Healthcare payers and providers would do well to build a clear set of processes for GRC, and manage them form a single point of reference. Organizational silos not only hinder the flow of information, but also create redundancies across various GRC initiatives which, in turn, add to the costs of software, hardware, training, and roll-outs. These redundancies can be easily eliminated by integrating multiple GRC initiatives in one integrated technology solution that provides a single version of the truth, and can be made available to employees, management, auditors, and regulatory bodies, anytime, anywhere.
At the turn of the century, a few standalone point solutions for compliance, risk and audit management were sufficient for GRC. However, by 2010, the concept of integrated GRC arrived, and included third-party risk management, regulatory compliance, and policy management, as well as IT GRC and security risk management.
Today the risk landscape has evolved even further, requiring a solution that can help organizations address a wider range of requirements related to risk management, compliance and audits, third-party governance, legal GRC, and much more. In short, an extensive, in-depth and prevasive GRC solution is the need of the hour.
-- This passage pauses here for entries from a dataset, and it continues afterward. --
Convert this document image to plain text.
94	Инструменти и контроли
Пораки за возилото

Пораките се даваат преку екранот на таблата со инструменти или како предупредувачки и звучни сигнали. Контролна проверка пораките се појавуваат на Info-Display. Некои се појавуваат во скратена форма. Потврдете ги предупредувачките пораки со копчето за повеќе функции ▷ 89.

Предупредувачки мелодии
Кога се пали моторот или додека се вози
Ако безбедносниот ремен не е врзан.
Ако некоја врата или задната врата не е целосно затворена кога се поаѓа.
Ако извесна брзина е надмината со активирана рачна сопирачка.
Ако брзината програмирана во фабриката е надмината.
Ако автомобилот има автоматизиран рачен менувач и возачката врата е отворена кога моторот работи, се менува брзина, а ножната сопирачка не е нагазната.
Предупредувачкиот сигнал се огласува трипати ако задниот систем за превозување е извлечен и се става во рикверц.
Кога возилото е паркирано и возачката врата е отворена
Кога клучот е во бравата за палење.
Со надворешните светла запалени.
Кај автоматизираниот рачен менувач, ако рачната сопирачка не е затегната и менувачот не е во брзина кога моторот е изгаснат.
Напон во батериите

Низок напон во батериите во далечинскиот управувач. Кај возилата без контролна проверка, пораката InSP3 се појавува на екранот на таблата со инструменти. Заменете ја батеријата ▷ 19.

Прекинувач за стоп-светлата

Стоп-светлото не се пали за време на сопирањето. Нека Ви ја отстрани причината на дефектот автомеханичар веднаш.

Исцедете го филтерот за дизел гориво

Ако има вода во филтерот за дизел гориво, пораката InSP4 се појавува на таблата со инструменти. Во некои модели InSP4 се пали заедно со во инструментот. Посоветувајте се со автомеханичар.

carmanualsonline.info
Moving to prevasive GRC is important, and the first step in that direction is to have a robust strategy that helps healthcare organizations build a risk-intelligehelps healthcare organizations build a risk-intelligent enterprise. Technology can be a valuable enabler of this strategy. A truly unifying and pervasive GRC technology can help organizations build a centralized and transparent GRC ecosystem. It can support an enterprise-wide culture of GRC awareness and accountability by enabling and empowering each employee and business function to manage their risk and compliance responsibilities independently, while simultaneously rolling up data from across the enterprise to provide a complete top-level GRC perspective.
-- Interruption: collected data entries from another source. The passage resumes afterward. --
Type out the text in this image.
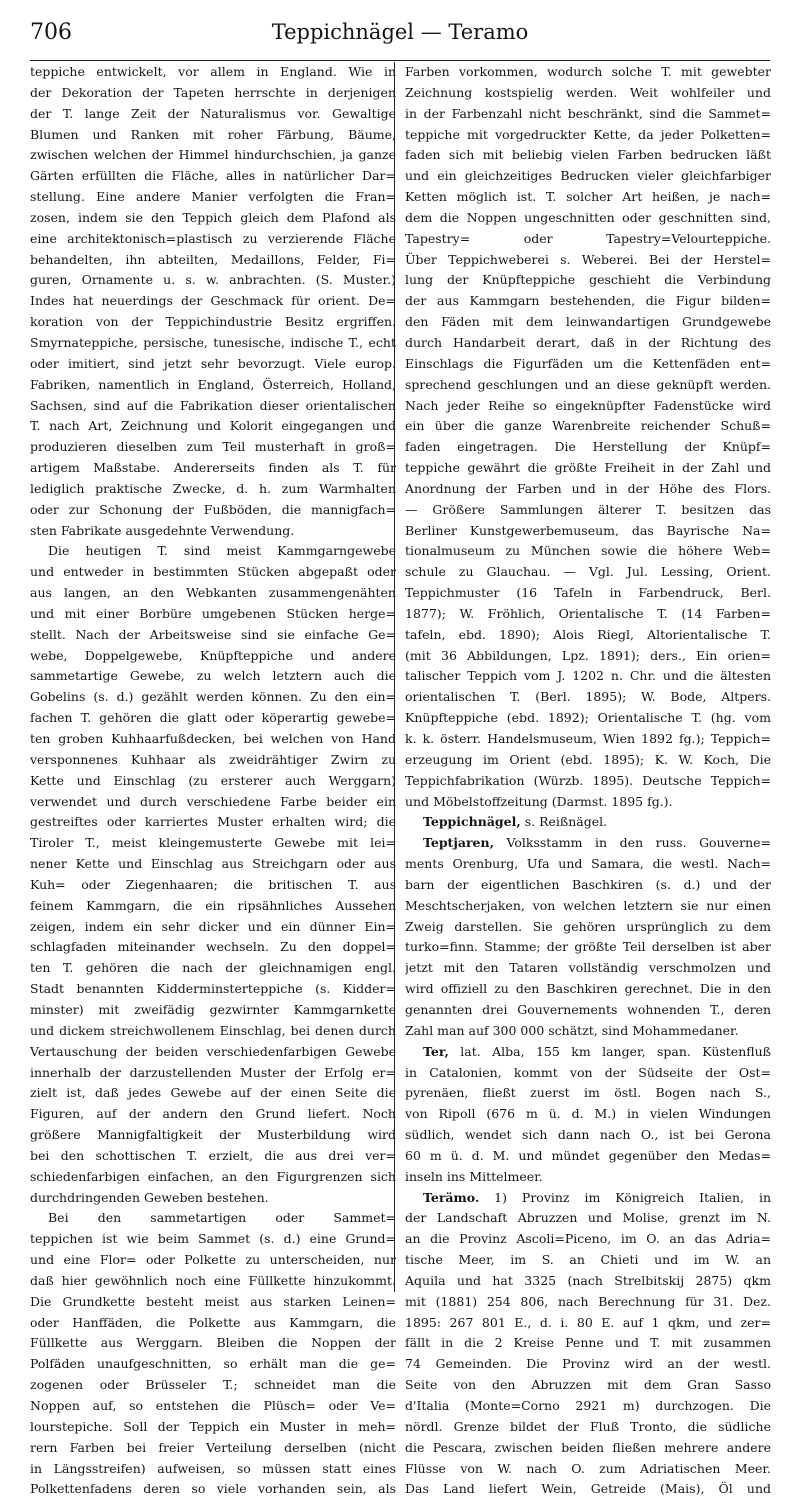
706	Teppichnägel — Teramo
teppiche entwickelt, vor allem in England. Wie in
der Dekoration der Tapeten herrschte in derjenigen
der T. lange Zeit der Naturalismus vor. Gewaltige
Blumen und Ranken mit roher Färbung, Bäume,
zwischen welchen der Himmel hindurchschien, ja ganze
Gärten erfüllten die Fläche, alles in natürlicher Dar=
stellung. Eine andere Manier verfolgten die Fran=
zosen, indem sie den Teppich gleich dem Plafond als
eine architektonisch=plastisch zu verzierende Fläche
behandelten, ihn abteilten, Medaillons, Felder, Fi=
guren, Ornamente u. s. w. anbrachten. (S. Muster.)
Indes hat neuerdings der Geschmack für orient. De=
koration von der Teppichindustrie Besitz ergriffen.
Smyrnateppiche, persische, tunesische, indische T., echt
oder imitiert, sind jetzt sehr bevorzugt. Viele europ.
Fabriken, namentlich in England, Österreich, Holland,
Sachsen, sind auf die Fabrikation dieser orientalischen
T. nach Art, Zeichnung und Kolorit eingegangen und
produzieren dieselben zum Teil musterhaft in groß=
artigem Maßstabe. Andererseits finden als T. für
lediglich praktische Zwecke, d. h. zum Warmhalten
oder zur Schonung der Fußböden, die mannigfach=
sten Fabrikate ausgedehnte Verwendung.
Die heutigen T. sind meist Kammgarngewebe
und entweder in bestimmten Stücken abgepaßt oder
aus langen, an den Webkanten zusammengenähten
und mit einer Borbüre umgebenen Stücken herge=
stellt. Nach der Arbeitsweise sind sie einfache Ge=
webe, Doppelgewebe, Knüpfteppiche und andere
sammetartige Gewebe, zu welch letztern auch die
Gobelins (s. d.) gezählt werden können. Zu den ein=
fachen T. gehören die glatt oder köperartig gewebe=
ten groben Kuhhaarfußdecken, bei welchen von Hand
versponnenes Kuhhaar als zweidrähtiger Zwirn zu
Kette und Einschlag (zu ersterer auch Werggarn)
verwendet und durch verschiedene Farbe beider ein
gestreiftes oder karriertes Muster erhalten wird; die
Tiroler T., meist kleingemusterte Gewebe mit lei=
nener Kette und Einschlag aus Streichgarn oder aus
Kuh= oder Ziegenhaaren; die britischen T. aus
feinem Kammgarn, die ein ripsähnliches Aussehen
zeigen, indem ein sehr dicker und ein dünner Ein=
schlagfaden miteinander wechseln. Zu den doppel=
ten T. gehören die nach der gleichnamigen engl.
Stadt benannten Kidderminsterteppiche (s. Kidder=
minster) mit zweifädig gezwirnter Kammgarnkette
und dickem streichwollenem Einschlag, bei denen durch
Vertauschung der beiden verschiedenfarbigen Gewebe
innerhalb der darzustellenden Muster der Erfolg er=
zielt ist, daß jedes Gewebe auf der einen Seite die
Figuren, auf der andern den Grund liefert. Noch
größere Mannigfaltigkeit der Musterbildung wird
bei den schottischen T. erzielt, die aus drei ver=
schiedenfarbigen einfachen, an den Figurgrenzen sich
durchdringenden Geweben bestehen.
Bei den sammetartigen oder Sammet=
teppichen ist wie beim Sammet (s. d.) eine Grund=
und eine Flor= oder Polkette zu unterscheiden, nur
daß hier gewöhnlich noch eine Füllkette hinzukommt.
Die Grundkette besteht meist aus starken Leinen=
oder Hanffäden, die Polkette aus Kammgarn, die
Füllkette aus Werggarn. Bleiben die Noppen der
Polfäden unaufgeschnitten, so erhält man die ge=
zogenen oder Brüsseler T.; schneidet man die
Noppen auf, so entstehen die Plüsch= oder Ve=
lourstepiche. Soll der Teppich ein Muster in meh=
rern Farben bei freier Verteilung derselben (nicht
in Längsstreifen) aufweisen, so müssen statt eines
Polkettenfadens deren so viele vorhanden sein, als
Farben vorkommen, wodurch solche T. mit gewebter
Zeichnung kostspielig werden. Weit wohlfeiler und
in der Farbenzahl nicht beschränkt, sind die Sammet=
teppiche mit vorgedruckter Kette, da jeder Polketten=
faden sich mit beliebig vielen Farben bedrucken läßt
und ein gleichzeitiges Bedrucken vieler gleichfarbiger
Ketten möglich ist. T. solcher Art heißen, je nach=
dem die Noppen ungeschnitten oder geschnitten sind,
Tapestry= oder Tapestry=Velourteppiche.
Über Teppichweberei s. Weberei. Bei der Herstel=
lung der Knüpfteppiche geschieht die Verbindung
der aus Kammgarn bestehenden, die Figur bilden=
den Fäden mit dem leinwandartigen Grundgewebe
durch Handarbeit derart, daß in der Richtung des
Einschlags die Figurfäden um die Kettenfäden ent=
sprechend geschlungen und an diese geknüpft werden.
Nach jeder Reihe so eingeknüpfter Fadenstücke wird
ein über die ganze Warenbreite reichender Schuß=
faden eingetragen. Die Herstellung der Knüpf=
teppiche gewährt die größte Freiheit in der Zahl und
Anordnung der Farben und in der Höhe des Flors.
— Größere Sammlungen älterer T. besitzen das
Berliner Kunstgewerbemuseum, das Bayrische Na=
tionalmuseum zu München sowie die höhere Web=
schule zu Glauchau. — Vgl. Jul. Lessing, Orient.
Teppichmuster (16 Tafeln in Farbendruck, Berl.
1877); W. Fröhlich, Orientalische T. (14 Farben=
tafeln, ebd. 1890); Alois Riegl, Altorientalische T.
(mit 36 Abbildungen, Lpz. 1891); ders., Ein orien=
talischer Teppich vom J. 1202 n. Chr. und die ältesten
orientalischen T. (Berl. 1895); W. Bode, Altpers.
Knüpfteppiche (ebd. 1892); Orientalische T. (hg. vom
k. k. österr. Handelsmuseum, Wien 1892 fg.); Teppich=
erzeugung im Orient (ebd. 1895); K. W. Koch, Die
Teppichfabrikation (Würzb. 1895). Deutsche Teppich=
und Möbelstoffzeitung (Darmst. 1895 fg.).
Teppichnägel, s. Reißnägel.
Teptjaren, Volksstamm in den russ. Gouverne=
ments Orenburg, Ufa und Samara, die westl. Nach=
barn der eigentlichen Baschkiren (s. d.) und der
Meschtscherjaken, von welchen letztern sie nur einen
Zweig darstellen. Sie gehören ursprünglich zu dem
turko=finn. Stamme; der größte Teil derselben ist aber
jetzt mit den Tataren vollständig verschmolzen und
wird offiziell zu den Baschkiren gerechnet. Die in den
genannten drei Gouvernements wohnenden T., deren
Zahl man auf 300 000 schätzt, sind Mohammedaner.
Ter, lat. Alba, 155 km langer, span. Küstenfluß
in Catalonien, kommt von der Südseite der Ost=
pyrenäen, fließt zuerst im östl. Bogen nach S.,
von Ripoll (676 m ü. d. M.) in vielen Windungen
südlich, wendet sich dann nach O., ist bei Gerona
60 m ü. d. M. und mündet gegenüber den Medas=
inseln ins Mittelmeer.
Terämo. 1) Provinz im Königreich Italien, in
der Landschaft Abruzzen und Molise, grenzt im N.
an die Provinz Ascoli=Piceno, im O. an das Adria=
tische Meer, im S. an Chieti und im W. an
Aquila und hat 3325 (nach Strelbitskij 2875) qkm
mit (1881) 254 806, nach Berechnung für 31. Dez.
1895: 267 801 E., d. i. 80 E. auf 1 qkm, und zer=
fällt in die 2 Kreise Penne und T. mit zusammen
74 Gemeinden. Die Provinz wird an der westl.
Seite von den Abruzzen mit dem Gran Sasso
d'Italia (Monte=Corno 2921 m) durchzogen. Die
nördl. Grenze bildet der Fluß Tronto, die südliche
die Pescara, zwischen beiden fließen mehrere andere
Flüsse von W. nach O. zum Adriatischen Meer.
Das Land liefert Wein, Getreide (Mais), Öl und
Technology can be an organization’s biggest friend and foe. While the increasing adoption of big data, IoT, and the cloud has increased the reach and impact of healthcare, it has brought in new risks and vulnerabilities in its wake. Managing security and keeping the organization compliant and risk-intelligent is a continuous process that needs an expert hand. This is where an automated and pervasive GRC solution can help. However, choosing the right solution is critical because organizations need to not only manage their current risks, but also emerging risks.
Many visionary healthcare organizations are investing in cutting-edge GRC solutions that are highly flexible and scalable. They are also banking on experts with rich regulatory content to align to the emerging landscape better.
While the practice of GRC is common across industries, the requirements of each vertical are very different. Particularly in the highly regulated healthcare industry, it helps to have domain experts to manage GRC, instead of a general practitioner. It is also essential to be technologically savvy, and invest in future-ready, configurable technology such as GRC mobile apps and a GRC cloud.
Rules and regulations issued by governments, health authorities, and various industry bodies are meant to be a precaution against major threats. Being ready to embrace these requirements with a strong and pervasive GRC solution is essential for the healthcare industry to remain safe, sound, and healthy.